Median treatment duration was 6.0 months and median number of treatment cycles was 7.0.
The combination of enfortumab vedotin and pembrolizumab led to objective responses in 32 (71%) patients, including complete responses in 6 (13%). Ten (22%) additional patients had stable disease as best results, leading to a clinical benefit rate of 93%. Two patients were not evaluable for response status, leaving just 1 patient with progressive disease as best response. All but 3 evaluable patients had some degree of tumor shrinkage.
Hoimes said 91% of objective responses were observed at the first assessment (week 9), and the median time to response was 2.0 months. Duration of response ranged from 1 to 10.5 months and ongoing, and 22 of 32 responding patients remained on treatment.
Treatment-related adverse events (TRAEs) occurring in ≥20% of patients included fatigue (49%), alopecia (47%), peripheral sensory neuropathy (47%), diarrhea (40%), decreased appetite (33%), dysgeusia (31%), nausea (29%), pruritus (27%), maculopapular rash (27%), weight loss (22%), and anemia (20%). The most common grade ≥3 TRAEs were increased lipase (13%), fatigue (9%), and maculopapular rash (7%).
TRAEs of special interest for enfortumab vedotin (peripheral neuropathy, rash, and non-fasting hyperglycemia) occurred at rates similar to those observed in studies of single-agent enfortumab vedotin. Immune-mediated adverse events requiring systemic steroids affected 9 patients and were grade ≥3 severity in 5 cases.

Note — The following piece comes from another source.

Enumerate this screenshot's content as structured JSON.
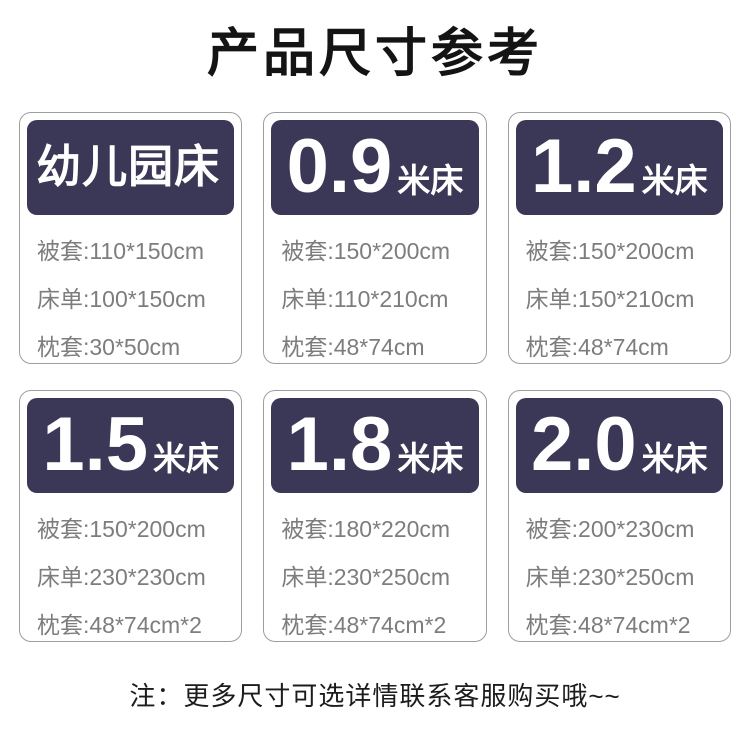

Earlier this month, theFDA granted a priority review designationto a biologics license application (BLA) for enfortumab vedotin for the treatment of patients with locally advanced or metastatic urothelial cancer who have received prior treatment with a PD-1/PD-L1 inhibitor and platinum-containing chemotherapy in the neoadjuvant/adjuvant, locally advanced, or metastatic setting. Under the Prescription Drug User Fee Act, the FDA will make a decision on the BLA by March 15, 2020.
Hoimes C, Rosenberg J, Srinivas S, et al. EV-103: Initial results of enfortumab vedotin plus pembrolizumab for locally advanced or metastatic urothelial carcinoma. Presented at: 2019 ESMO Congress; September 27 to October 1, 2019; Barcelona, Spain. Abstract 901O.